Breastfeeding for at least two months cuts a baby’s risk of sudden infant death syndrome (SIDS) almost in half, suggests new international study that is the first to determine the duration necessary to provide such protection.
It also determined that mothers do not need to breastfeed exclusively for their baby to receive the benefit, potentially good news for mothers who cannot or choose not to solely breastfeed.
“These results are very powerful”
Previous studies have suggested that breastfeeding was associated with a decreased risk of SIDS, but this study is the first to establish the period of time necessary to provide protection, said researchers.

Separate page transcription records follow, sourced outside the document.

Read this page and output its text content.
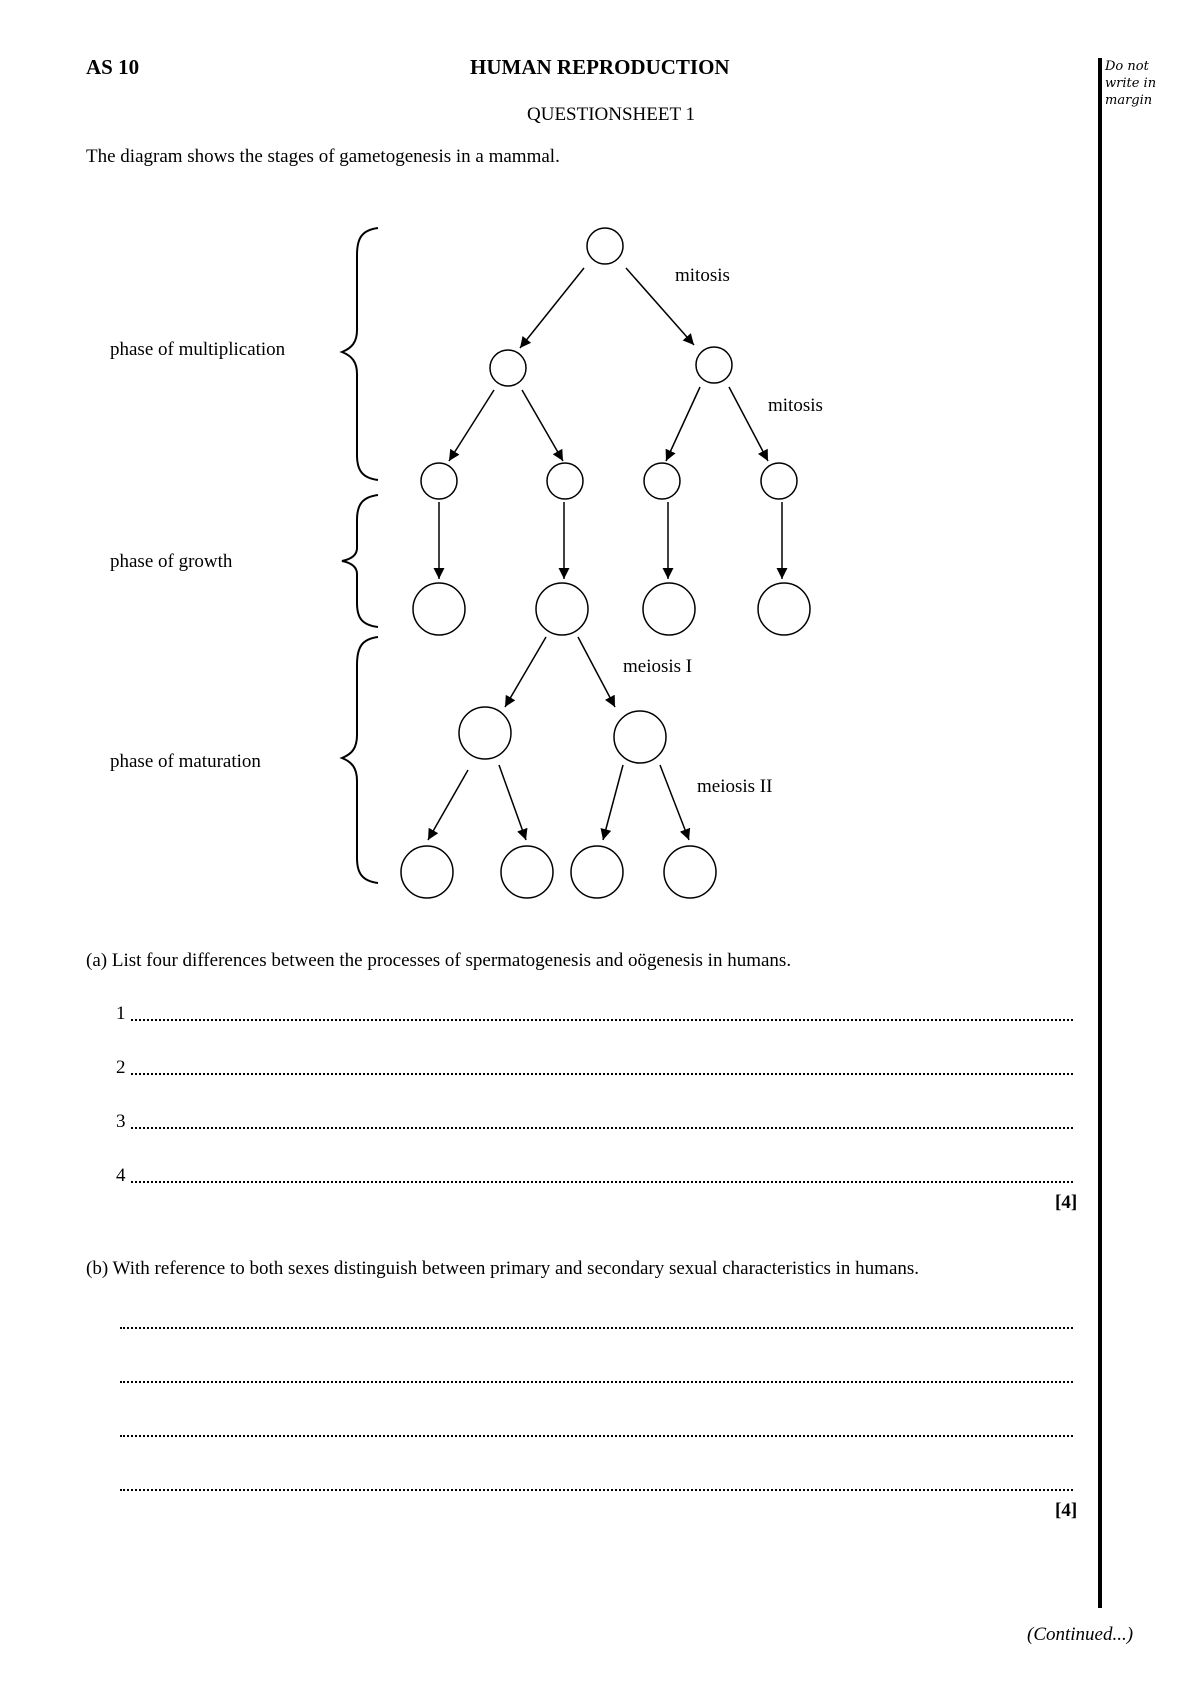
AS 10	HUMAN REPRODUCTION
QUESTIONSHEET 1
Do not
write in
margin
The diagram shows the stages of gametogenesis in a mammal.
phase of multiplication
phase of growth
phase of maturation
mitosis
mitosis
meiosis I
meiosis II
(a) List four differences between the processes of spermatogenesis and oögenesis in humans.
1
2
3
4
[4]
(b) With reference to both sexes distinguish between primary and secondary sexual characteristics in humans.
[4]
(Continued...)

They found that, after adjusting for variables, breastfeeding for at least two months was associated with a significant decreased risk. Breastfeeding for less than two months did not offer such a benefit.
The researchers analysed eight major international studies that examined 2,259 cases of SIDS and 6,894 control infants where death did not occur.
The large collective sample demonstrated the consistency of findings, despite differing cultural behaviours across different countries, noted the study authors in the journal Pediatrics.
They stated: “Breastfeeding duration of at least two months was associated with half the risk of SIDS. Breastfeeding does not need to be exclusive to confer this protection.”
Breastfeeding for at least two months ‘can halve SIDS risk’
Study author Kawai Tanabe, from the University of Virginia School of Medicine, said: “These results are very powerful. Breastfeeding is beneficial for so many reasons, and this is really an important one.”
Fellow author Dr Fern Hauck said: “The other important finding from our study is that any amount of breastfeeding reduces the risk of SIDS – in other words, both partial and exclusive breastfeeding appear to provide the same benefit.”
Based on their results, they called for “ongoing concerted efforts” to increase rates of breastfeeding around the world. The World Health Organization has established a goal of having more than half of infants worldwide being breastfed exclusively for at least six months by 2025.
However, it remains unclear why breastfeeding protects against SIDS, though the researchers cited factors such immune benefits and effects on infant sleeping patterns as possible mechanisms.